Everyone Hates Jake Shields. Everyone.
Or they just really, really like Dan Henderson. To say that Henderson was the fan favorite at the Bridgestone Arena last night would be like saying Ivan Drago was slightly favored when he stepped in against Rocky Balboa. The crowd practically combusted when Hendo walked down the ramp and burst into mega-chants every time he got the upper hand.
Yet as we now know, the brief moments of Henderson’s dominance quickly turned into the Jake Shields mount-and-punch fest of 2010. The crowd does not like this. Most everyone leaves before the decision is even read. Suckers. You missed the post fight melee. Ah well. I’m sure you caught it later on your DVR, unless CBS edited that part for some reason. But why would they be concerned with something like that?
In other musings…
-So, who exactly is to blame for the network TV headache that was the infamous Nashville post fight scrap? You could say Mayhem Miller should have known better than to do anything remotely controversial in the presence of the Diaz brothers, but really the man was just trying to sell some hype and get his name back out there. I’m not a huge Mayhem fan however what he did wasn’t exactly unheard of or unprecedented. If Rashad and Rampage can keep their composure in a post-fight face off it isn’t unreasonable to expect the same from the Cesar Gracie camp.
-King Mo and Gegard Mousasi both commanded larger crowd reactions than I would have anticipated. And Dana White says that no one cares about Strikeforce, pff.
-Dan Henderson should stick to competing at 205lbs. Especially at his age, the cut to 185 is just too taxing on conditioning and endurance, which more often than not wins fights. (See Edgar, Frankie.) Obvious guy says Hendo should take on Mousasi at LHW since he’s also coming off a disappointing loss. Make it happen, Coker.
-I don’t know what you all saw on television, but it looked like the broadcast crew used models from the EA MMA game in the “keys to victory” segment. Nice way to work that in, Strikeforce, you sly devil.

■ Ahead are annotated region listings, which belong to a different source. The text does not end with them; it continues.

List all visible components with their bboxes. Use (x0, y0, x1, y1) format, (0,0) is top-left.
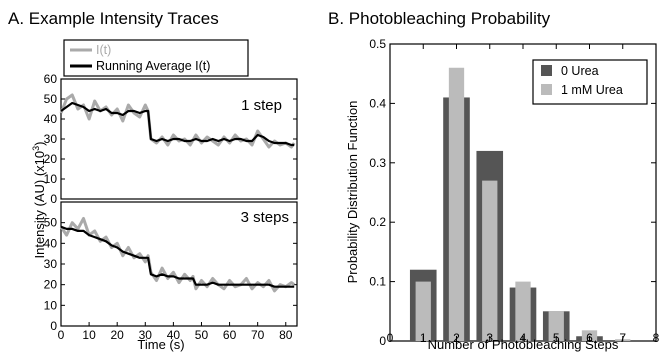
trace-2-raw-line (59, 217, 296, 293)
trace-x-tick-label: 80 (279, 328, 293, 342)
trace-x-tick-label: 60 (223, 328, 237, 342)
trace-1-y-tick-label: 20 (44, 152, 58, 166)
bar-1mm-urea (482, 180, 498, 341)
bar-legend-label-1mm-urea: 1 mM Urea (561, 83, 623, 97)
bar-legend-swatch-0-urea (541, 65, 552, 76)
bar-1mm-urea (581, 330, 598, 341)
bar-x-tick-label: 1 (420, 331, 427, 345)
bar-y-axis-label: Probability Distribution Function (345, 101, 360, 284)
trace-2-y-tick-label: 10 (44, 298, 58, 312)
legend-label-raw: I(t) (96, 43, 111, 57)
trace-x-ticks: 0 10 20 30 40 50 60 70 80 (58, 322, 293, 342)
bar-legend-swatch-1mm-urea (541, 84, 552, 95)
trace-x-tick-label: 40 (167, 328, 181, 342)
trace-plot-2-annotation: 3 steps (241, 209, 289, 226)
trace-2-y-tick-label: 50 (44, 216, 58, 230)
trace-plot-1-step: 0 10 20 30 40 50 60 1 step (44, 72, 298, 206)
trace-x-tick-label: 20 (111, 328, 125, 342)
bar-y-tick-label: 0.1 (369, 275, 386, 289)
legend-label-avg: Running Average I(t) (96, 59, 210, 73)
trace-x-axis-label: Time (s) (137, 337, 184, 352)
trace-x-tick-label: 50 (195, 328, 209, 342)
bar-x-tick-label: 4 (520, 331, 527, 345)
trace-plot-3-steps: 0 10 20 30 40 50 0 10 20 30 40 50 60 70 80 3 steps (44, 201, 298, 342)
trace-x-tick-label: 30 (139, 328, 153, 342)
bar-x-tick-label: 5 (553, 331, 560, 345)
legend-box (63, 39, 249, 77)
photobleaching-bar-chart: 0 0.1 0.2 0.3 0.4 0.5 0 1 2 3 4 5 6 7 8 0 Urea 1 mM U… (369, 37, 659, 348)
trace-2-y-tick-label: 30 (44, 257, 58, 271)
trace-y-axis-label-main: Intensity (AU) (x10 (32, 151, 47, 259)
trace-plot-2-y-ticks: 0 10 20 30 40 50 (44, 216, 297, 333)
trace-x-tick-label: 70 (251, 328, 265, 342)
bar-1mm-urea (415, 281, 431, 341)
trace-plot-2-lines (59, 217, 296, 293)
trace-plot-1-annotation: 1 step (241, 97, 282, 114)
trace-1-y-tick-label: 10 (44, 172, 58, 186)
trace-x-tick-label: 0 (58, 328, 65, 342)
traces-legend: I(t) Running Average I(t) (63, 39, 249, 77)
bar-y-tick-label: 0.5 (369, 37, 386, 51)
trace-2-y-tick-label: 0 (50, 319, 57, 333)
panel-a-title: A. Example Intensity Traces (8, 9, 219, 28)
trace-1-y-tick-label: 60 (44, 72, 58, 86)
bar-y-tick-label: 0.3 (369, 156, 386, 170)
trace-plot-1-y-ticks: 0 10 20 30 40 50 60 (44, 72, 297, 206)
trace-2-average-line (60, 225, 295, 288)
trace-y-axis-label-sup: 3 (31, 146, 41, 151)
trace-1-y-tick-label: 30 (44, 132, 58, 146)
trace-y-axis-label-close: ) (32, 141, 47, 145)
bar-x-tick-label: 2 (453, 331, 460, 345)
bar-y-tick-label: 0 (379, 334, 386, 348)
trace-1-average-line (60, 101, 295, 147)
trace-plot-1-lines (59, 93, 296, 149)
bar-x-tick-label: 8 (653, 331, 660, 345)
bar-y-tick-label: 0.2 (369, 215, 386, 229)
bar-chart-y-ticks: 0 0.1 0.2 0.3 0.4 0.5 (369, 37, 656, 348)
bar-x-axis-label: Number of Photobleaching Steps (428, 337, 619, 352)
bar-1mm-urea (448, 67, 465, 341)
trace-1-y-tick-label: 40 (44, 112, 58, 126)
panel-b-title: B. Photobleaching Probability (328, 9, 551, 28)
trace-y-axis-label: Intensity (AU) (x103) (31, 141, 47, 258)
trace-x-tick-label: 10 (82, 328, 96, 342)
trace-2-y-tick-label: 20 (44, 278, 58, 292)
bar-chart-legend: 0 Urea 1 mM Urea (532, 59, 648, 105)
trace-1-y-tick-label: 50 (44, 92, 58, 106)
bar-chart-bars (409, 67, 631, 342)
bar-x-tick-label: 0 (387, 331, 394, 345)
trace-2-y-tick-label: 40 (44, 236, 58, 250)
bar-legend-label-0-urea: 0 Urea (561, 64, 599, 78)
bar-1mm-urea (548, 311, 564, 341)
bar-1mm-urea (515, 281, 531, 341)
bar-chart-x-ticks: 0 1 2 3 4 5 6 7 8 (387, 44, 660, 345)
bar-x-tick-label: 7 (619, 331, 626, 345)
bar-x-tick-label: 6 (586, 331, 593, 345)
bar-y-tick-label: 0.4 (369, 96, 386, 110)
trace-1-y-tick-label: 0 (50, 192, 57, 206)
bar-x-tick-label: 3 (486, 331, 493, 345)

-I couldn’t help but find it ironic when Shields had Henderson mounted on top of the Clinch Gear logo. See, Henderson owns Clinch Gear, so it’s like…nevermind.
-I don’t know why, Gus Johnson, but somehow calmly stating “This is on national television, gentlemen” didn’t succeed in breaking up a post-fight brawl between testosterone fueled MMA fighters. Seems kind of like when Mr. Burns tried to break up that fight between Homer and Smithers, eh?
-When Yamasaki called foul on Meledez for pulling a scooting Aoki in for the death punch, I cringed. Bad, bad reffing. Or maybe I just didn’t have the best vantage point. Correct me if you like as I have not yet seen the telecast.
-Sure there are a few other fights out there, but I am genuinely intrigued in a rematch between Melendez and Aoki in DREAM. The fact is it’s a completely different fight in DREAM and I’d be all shades of curious to see exactly how large a role the setting plays in the contest. I guess my ex-girlfriend was right; I do sound like a nerd…
-I still can’t deal with bourbon. I don’t know how you people do it.